After leaving Georgia, we spent the night in Jackson, Mississippi. The next morning, we decided to go down a bit of the Natchez Trace Parkway. I would love to explore the entire thing one day, but considering my dad was ready to get home four days ago, we were pleased with the short visit. The Old Natchez Trace was a trail that was used by American Indians, settlers, travelers, slavers and their slaves, and basically any human traveling the 444 miles from Natchez, Mississippi to Nashville, Tennessee.
Two of the above pictures are from sections of the trail that still remain today. I would love to go back in the spring or fall because it must be gorgeous. It was really interesting and I hope to explore the entire thing one day.
Because we were short on time, we only made it to Port Gibson which is the town that Grant allegedly said was “too beautiful to burn.” Unlike that pyromaniac Sherman, he appreciated spectacular Southern architecture.
As do I. Columns are my favorite. We managed to convince my dad to take a short detour to the historic Wintergreen Cemetery.
It was really beautiful with the large tries covered in Spanish moss and the old tombstones. I definitely would not want to be in there at night. That Spanish moss really takes things to a whole new level of creeperville.

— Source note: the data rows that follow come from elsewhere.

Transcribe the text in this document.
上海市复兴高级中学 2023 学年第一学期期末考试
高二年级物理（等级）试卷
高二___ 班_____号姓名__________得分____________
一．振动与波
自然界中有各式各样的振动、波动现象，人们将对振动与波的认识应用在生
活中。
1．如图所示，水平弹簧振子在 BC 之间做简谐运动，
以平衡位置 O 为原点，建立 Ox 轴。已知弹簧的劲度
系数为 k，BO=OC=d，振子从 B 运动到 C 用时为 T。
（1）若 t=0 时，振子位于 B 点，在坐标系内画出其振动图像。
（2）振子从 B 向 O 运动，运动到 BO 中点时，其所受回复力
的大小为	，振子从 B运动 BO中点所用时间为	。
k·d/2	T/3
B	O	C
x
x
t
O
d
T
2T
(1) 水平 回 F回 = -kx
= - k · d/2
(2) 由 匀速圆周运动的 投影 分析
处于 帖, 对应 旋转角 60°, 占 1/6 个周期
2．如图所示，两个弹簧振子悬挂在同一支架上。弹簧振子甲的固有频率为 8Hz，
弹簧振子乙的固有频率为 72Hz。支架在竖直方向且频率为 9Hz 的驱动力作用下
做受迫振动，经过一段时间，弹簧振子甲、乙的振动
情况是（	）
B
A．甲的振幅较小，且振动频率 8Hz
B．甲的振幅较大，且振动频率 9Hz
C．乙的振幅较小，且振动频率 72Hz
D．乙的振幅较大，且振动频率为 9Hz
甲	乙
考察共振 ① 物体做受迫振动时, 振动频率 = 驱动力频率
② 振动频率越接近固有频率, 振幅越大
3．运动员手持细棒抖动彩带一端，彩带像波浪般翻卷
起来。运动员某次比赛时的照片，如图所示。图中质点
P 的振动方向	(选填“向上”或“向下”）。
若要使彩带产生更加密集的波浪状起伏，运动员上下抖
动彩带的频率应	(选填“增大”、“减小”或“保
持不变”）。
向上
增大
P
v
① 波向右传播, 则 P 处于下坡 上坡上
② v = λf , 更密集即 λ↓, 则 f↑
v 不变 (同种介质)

The spot I most desperately wanted to visit was Windsor ruins, about 20 miles outside of town. The home was completed in 1861 for what in today’s money would be over $4.5 million. Not cheap. Unfortunately, the owner only got to enjoy his fancy palace for a few weeks before his sudden and untimely death. The mansion survived the war, and even Mark Twain spent the night there. Tragically, some idiot left a lit cigar on a balcony (or dropped it in some unfortunate spot), and the entire thing burned to the ground in 1890. All that remains are the 23 columns. Sad times for them, but really beautiful for us to see.